At baseline, mean (SD) patient age and BMI were 9.8 (1.9) years and 25.8 (4.3), respectively. At one year, they obtained BMI from 518 children (94.4%) and HEDIS measures from 491 visits (89.4%). The three randomisation arms had different effects on BMI over time (p=0.04). Compared with the usual care arm, BMI increased less in children in the CDS arm during one year (−0.51 [95% CI, −0.91 to −0.11]). The CDS + coaching arm had a smaller magnitude of effect (−0.34 [95% CI, −0.75 to 0.07]). They also reported a substantially greater achievement of childhood obesity HEDIS measures in the CDS arm (adjusted odds ratio, 2.28 [95% CI, 1.15-4.53]) and CDS + coaching arm (adjusted odds ratio, 2.60 [95% CI, 1.25-5.41]) and higher use of HEDIS codes for nutrition or physical activity counselling (CDS arm, 45%; CDS + coaching arm, 25%; p<0 .001 compared with usual care arm).

Although the intervention that included individual coaching resulted in the greatest reductions in BMI among the most faithful participants, the researchers found that overall, BMI increased less among children receiving the intervention that used CDS tools without health coaching.

"The number of coaching sessions or their frequency or content might have been insufficient to produce greater effects than the CDS and self-guided intervention," the authors suggest. "Future studies should determine what minimal amount of coaching is necessary to achieve improvement in childhood obesity interventions."

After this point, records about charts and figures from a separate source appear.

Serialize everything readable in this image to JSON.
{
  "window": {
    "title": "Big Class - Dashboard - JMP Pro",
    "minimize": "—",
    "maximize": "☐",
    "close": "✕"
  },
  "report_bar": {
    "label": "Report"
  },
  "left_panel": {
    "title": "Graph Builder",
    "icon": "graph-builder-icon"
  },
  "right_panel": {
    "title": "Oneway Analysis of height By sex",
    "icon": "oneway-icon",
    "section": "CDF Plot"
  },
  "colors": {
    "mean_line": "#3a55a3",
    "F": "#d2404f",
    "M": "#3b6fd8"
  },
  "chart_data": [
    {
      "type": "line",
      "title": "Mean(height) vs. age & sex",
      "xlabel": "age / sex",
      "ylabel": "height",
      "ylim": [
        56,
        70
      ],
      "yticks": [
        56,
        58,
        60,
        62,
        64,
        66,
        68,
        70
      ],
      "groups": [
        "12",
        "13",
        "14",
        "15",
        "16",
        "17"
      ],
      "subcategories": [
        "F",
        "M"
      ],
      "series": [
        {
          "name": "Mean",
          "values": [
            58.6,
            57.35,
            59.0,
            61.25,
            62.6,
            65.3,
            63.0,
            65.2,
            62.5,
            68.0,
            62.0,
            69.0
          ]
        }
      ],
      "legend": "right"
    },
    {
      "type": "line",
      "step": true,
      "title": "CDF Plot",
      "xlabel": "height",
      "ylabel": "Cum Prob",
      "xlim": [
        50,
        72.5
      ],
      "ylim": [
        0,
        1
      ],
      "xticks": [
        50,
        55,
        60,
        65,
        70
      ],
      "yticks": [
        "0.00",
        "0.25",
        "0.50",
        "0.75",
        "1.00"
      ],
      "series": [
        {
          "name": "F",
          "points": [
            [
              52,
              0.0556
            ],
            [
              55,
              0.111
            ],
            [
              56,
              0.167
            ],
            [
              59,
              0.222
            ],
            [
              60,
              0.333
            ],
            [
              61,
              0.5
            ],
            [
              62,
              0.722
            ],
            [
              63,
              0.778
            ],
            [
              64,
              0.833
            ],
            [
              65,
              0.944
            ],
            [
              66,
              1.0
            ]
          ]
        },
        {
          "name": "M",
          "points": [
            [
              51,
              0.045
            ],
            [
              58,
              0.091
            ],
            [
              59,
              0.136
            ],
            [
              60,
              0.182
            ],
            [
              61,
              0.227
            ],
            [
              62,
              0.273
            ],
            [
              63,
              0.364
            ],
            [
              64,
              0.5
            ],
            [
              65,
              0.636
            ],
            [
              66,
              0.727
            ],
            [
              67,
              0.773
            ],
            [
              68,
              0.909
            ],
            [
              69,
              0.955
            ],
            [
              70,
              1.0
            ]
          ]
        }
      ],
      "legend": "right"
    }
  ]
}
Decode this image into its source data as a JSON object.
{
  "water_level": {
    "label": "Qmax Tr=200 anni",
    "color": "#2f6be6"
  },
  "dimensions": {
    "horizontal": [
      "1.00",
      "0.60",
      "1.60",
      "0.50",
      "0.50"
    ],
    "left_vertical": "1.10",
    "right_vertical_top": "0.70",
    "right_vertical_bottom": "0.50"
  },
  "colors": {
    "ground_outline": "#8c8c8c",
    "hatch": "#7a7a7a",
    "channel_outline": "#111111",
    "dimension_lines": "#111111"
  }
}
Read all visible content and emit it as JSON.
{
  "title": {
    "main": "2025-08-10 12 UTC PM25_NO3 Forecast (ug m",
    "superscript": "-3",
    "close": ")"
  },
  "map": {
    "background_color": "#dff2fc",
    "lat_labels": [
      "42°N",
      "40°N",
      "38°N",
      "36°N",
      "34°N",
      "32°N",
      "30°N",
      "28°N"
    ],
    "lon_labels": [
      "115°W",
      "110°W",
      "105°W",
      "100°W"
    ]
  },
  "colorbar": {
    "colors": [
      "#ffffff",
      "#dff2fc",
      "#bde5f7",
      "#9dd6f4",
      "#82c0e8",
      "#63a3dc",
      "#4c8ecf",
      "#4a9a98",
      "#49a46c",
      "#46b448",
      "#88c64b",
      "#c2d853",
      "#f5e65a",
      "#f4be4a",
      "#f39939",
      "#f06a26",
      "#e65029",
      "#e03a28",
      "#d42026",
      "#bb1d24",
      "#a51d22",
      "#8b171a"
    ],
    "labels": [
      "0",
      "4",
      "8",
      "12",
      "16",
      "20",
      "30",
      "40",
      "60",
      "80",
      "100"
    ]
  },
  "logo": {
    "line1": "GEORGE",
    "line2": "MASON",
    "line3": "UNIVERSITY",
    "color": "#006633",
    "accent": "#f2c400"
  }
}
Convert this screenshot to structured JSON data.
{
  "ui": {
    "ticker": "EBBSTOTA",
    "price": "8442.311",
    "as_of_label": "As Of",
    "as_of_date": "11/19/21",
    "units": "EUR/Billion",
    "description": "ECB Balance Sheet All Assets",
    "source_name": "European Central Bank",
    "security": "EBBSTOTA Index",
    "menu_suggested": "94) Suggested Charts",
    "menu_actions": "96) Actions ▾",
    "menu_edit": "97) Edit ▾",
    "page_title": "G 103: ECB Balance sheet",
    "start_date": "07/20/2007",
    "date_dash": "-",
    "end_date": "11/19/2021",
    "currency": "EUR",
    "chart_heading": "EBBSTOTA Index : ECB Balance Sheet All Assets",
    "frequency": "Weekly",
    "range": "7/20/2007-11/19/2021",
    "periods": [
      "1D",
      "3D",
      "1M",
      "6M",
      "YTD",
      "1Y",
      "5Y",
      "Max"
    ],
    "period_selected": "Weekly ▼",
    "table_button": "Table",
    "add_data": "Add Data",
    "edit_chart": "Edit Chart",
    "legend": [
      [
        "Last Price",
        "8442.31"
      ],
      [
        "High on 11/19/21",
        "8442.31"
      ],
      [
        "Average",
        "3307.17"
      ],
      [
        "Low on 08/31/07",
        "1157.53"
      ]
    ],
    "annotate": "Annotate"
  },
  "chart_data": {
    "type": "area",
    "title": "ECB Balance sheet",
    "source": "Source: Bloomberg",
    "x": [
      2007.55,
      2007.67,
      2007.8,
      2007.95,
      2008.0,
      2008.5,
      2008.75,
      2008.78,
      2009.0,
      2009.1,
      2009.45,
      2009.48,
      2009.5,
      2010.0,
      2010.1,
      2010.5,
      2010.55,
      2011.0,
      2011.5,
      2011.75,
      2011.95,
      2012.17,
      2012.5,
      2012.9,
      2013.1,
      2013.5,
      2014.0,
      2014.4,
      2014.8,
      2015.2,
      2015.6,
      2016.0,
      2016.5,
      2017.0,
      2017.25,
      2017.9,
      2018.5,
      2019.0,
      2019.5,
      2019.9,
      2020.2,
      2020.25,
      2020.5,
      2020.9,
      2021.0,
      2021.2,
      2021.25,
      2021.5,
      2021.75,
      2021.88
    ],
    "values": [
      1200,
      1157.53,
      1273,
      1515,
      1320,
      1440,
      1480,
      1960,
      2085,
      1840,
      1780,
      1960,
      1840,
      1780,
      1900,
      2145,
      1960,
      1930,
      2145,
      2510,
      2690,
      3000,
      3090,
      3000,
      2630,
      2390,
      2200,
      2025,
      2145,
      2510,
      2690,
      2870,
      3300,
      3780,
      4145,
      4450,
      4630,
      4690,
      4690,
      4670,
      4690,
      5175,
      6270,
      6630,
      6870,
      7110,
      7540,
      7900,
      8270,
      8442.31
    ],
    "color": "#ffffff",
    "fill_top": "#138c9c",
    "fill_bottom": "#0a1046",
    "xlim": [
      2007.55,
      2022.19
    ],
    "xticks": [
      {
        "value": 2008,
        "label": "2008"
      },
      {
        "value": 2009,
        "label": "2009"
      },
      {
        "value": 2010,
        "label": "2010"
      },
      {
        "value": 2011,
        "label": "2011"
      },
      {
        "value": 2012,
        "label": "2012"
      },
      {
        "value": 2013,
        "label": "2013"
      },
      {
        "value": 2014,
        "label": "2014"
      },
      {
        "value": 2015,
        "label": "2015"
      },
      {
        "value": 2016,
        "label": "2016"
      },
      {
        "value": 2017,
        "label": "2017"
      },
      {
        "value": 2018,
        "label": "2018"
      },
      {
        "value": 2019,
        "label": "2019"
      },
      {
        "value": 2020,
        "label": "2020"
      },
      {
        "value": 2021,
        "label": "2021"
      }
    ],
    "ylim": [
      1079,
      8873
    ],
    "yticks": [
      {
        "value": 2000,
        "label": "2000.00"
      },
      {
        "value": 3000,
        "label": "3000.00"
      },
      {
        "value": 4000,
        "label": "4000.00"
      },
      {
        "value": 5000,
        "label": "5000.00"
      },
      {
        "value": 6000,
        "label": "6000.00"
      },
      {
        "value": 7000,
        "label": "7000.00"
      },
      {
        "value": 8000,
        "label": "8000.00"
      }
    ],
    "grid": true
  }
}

The authors acknowledge that the study may be limited by the fact that the biggest improvements to BMI among the children in the highest-fidelity group could potentially be due to differences in motivation for this group rather than due to the intervention being more effective.

"We found that an intervention that leveraged efficient health information technology to provide CDS for paediatric clinicians and that provided an intervention for self-guided behaviour change by families resulted in improvements in the children's BMI," the authors conclude.